I’m querying! That means I glom onto absolutely everything I find online that is related to the process of querying. In fact, I am currently I’m sitting on a treasure trove of agent-related links, none of which I have actually bothered to post here. So it’s time. I am actually going to start posting these things.

So here’s one: A post from New Leaf Literary and Media on what it means to them when they have to give the heartbreaking response of “Your story is good, but it’s just not for me.”

When agents reply, "It's good, just not for me," isn't that admitting to being gatekeepers to traditional publishing? – New Leaf Literary & Media, Inc..

2 thoughts on “New Leaf Literary and Media on agents and “It’s good, it’s just not for me.”

  1. Marketing really does play a lot into everything. But the problem with such a thing by default is that it’s very…anti-risk taking, I suppose. And I think that can be murder on storytelling.

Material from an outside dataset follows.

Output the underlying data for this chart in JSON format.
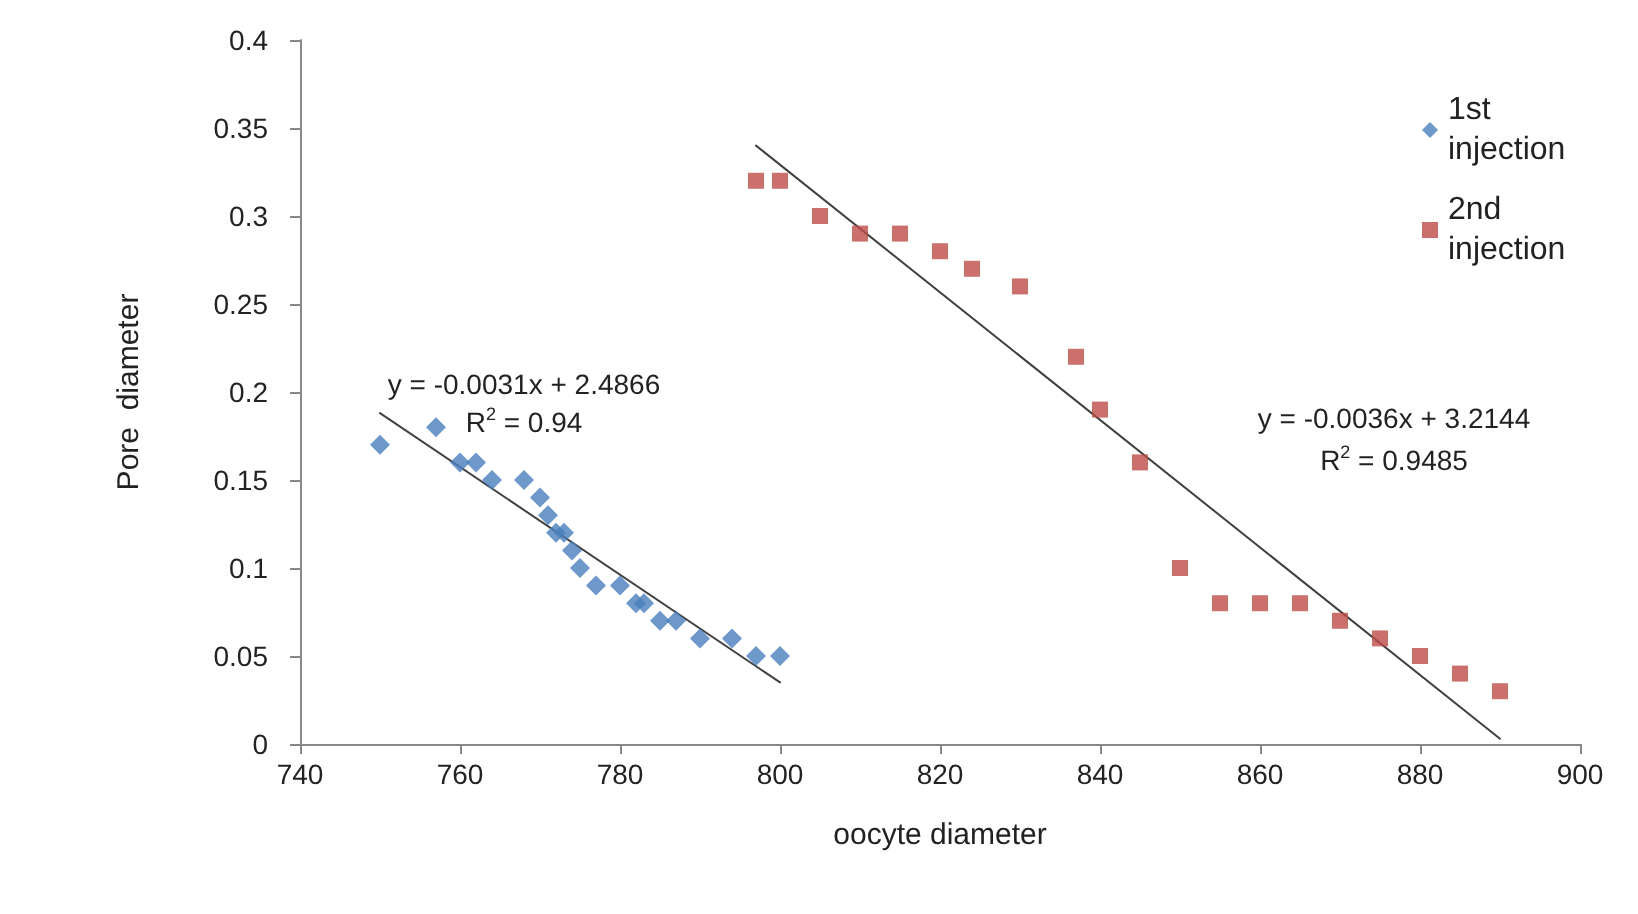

    Sometimes I wonder if, once an established author, it’s not a terrible idea to handle things with a mixture approach. The stories that are based on what sells go the traditional route, the riskier stuff goes the independent route (which if it does reasonably well may still get an offer from a publisher who sees $ signs).

    But then again, it’s also easier to get everything through once established too.

    This provoked something to think about during lunch either way. Thanks for posting it!

    1. Glad to hear it was interesting!

      I agonize over marketability and querying has made that a thousand times worse. Write stories that can feasibly sell! Be aware of trends! Except, wait. No, don’t do that. Trends get bloated quickly, and you don’t want to write in an overdone genre. Only write unique stories in established genres that are selling 1.5 years from now?!

      Honestly, the last time I thought about this it gave me writer’s block. (“Is the idea I’m working on how inherently more sellable than what I’m pitching? Maybe I shouldn’t write it unless it’s BEST IDEA EVER THAT CAN’T NOT BE SOLD?!”)

      It’s not a good game to play. I have to remind myself just to… write whatever I like. Write what I enjoy and what I want to. Because I can’t guess trends and I can’t guess what an agent’s personal feelings will be. I can avoid writing the 1,021st supernatural vampire romance, but that’s it.

      That said, I don’t think it necessarily discourages risk. Where’s the “never will be published by any major publisher, ever” line? They want uniqueness, just… in a way they can sell. And what’s sellable changes all the time (as do agents’ opinions of what that is.) I think you’d have to be doing some crazy stuff–really experimental writing or extreme taboos–to be able to easily say that no traditional publisher will ever take a project on.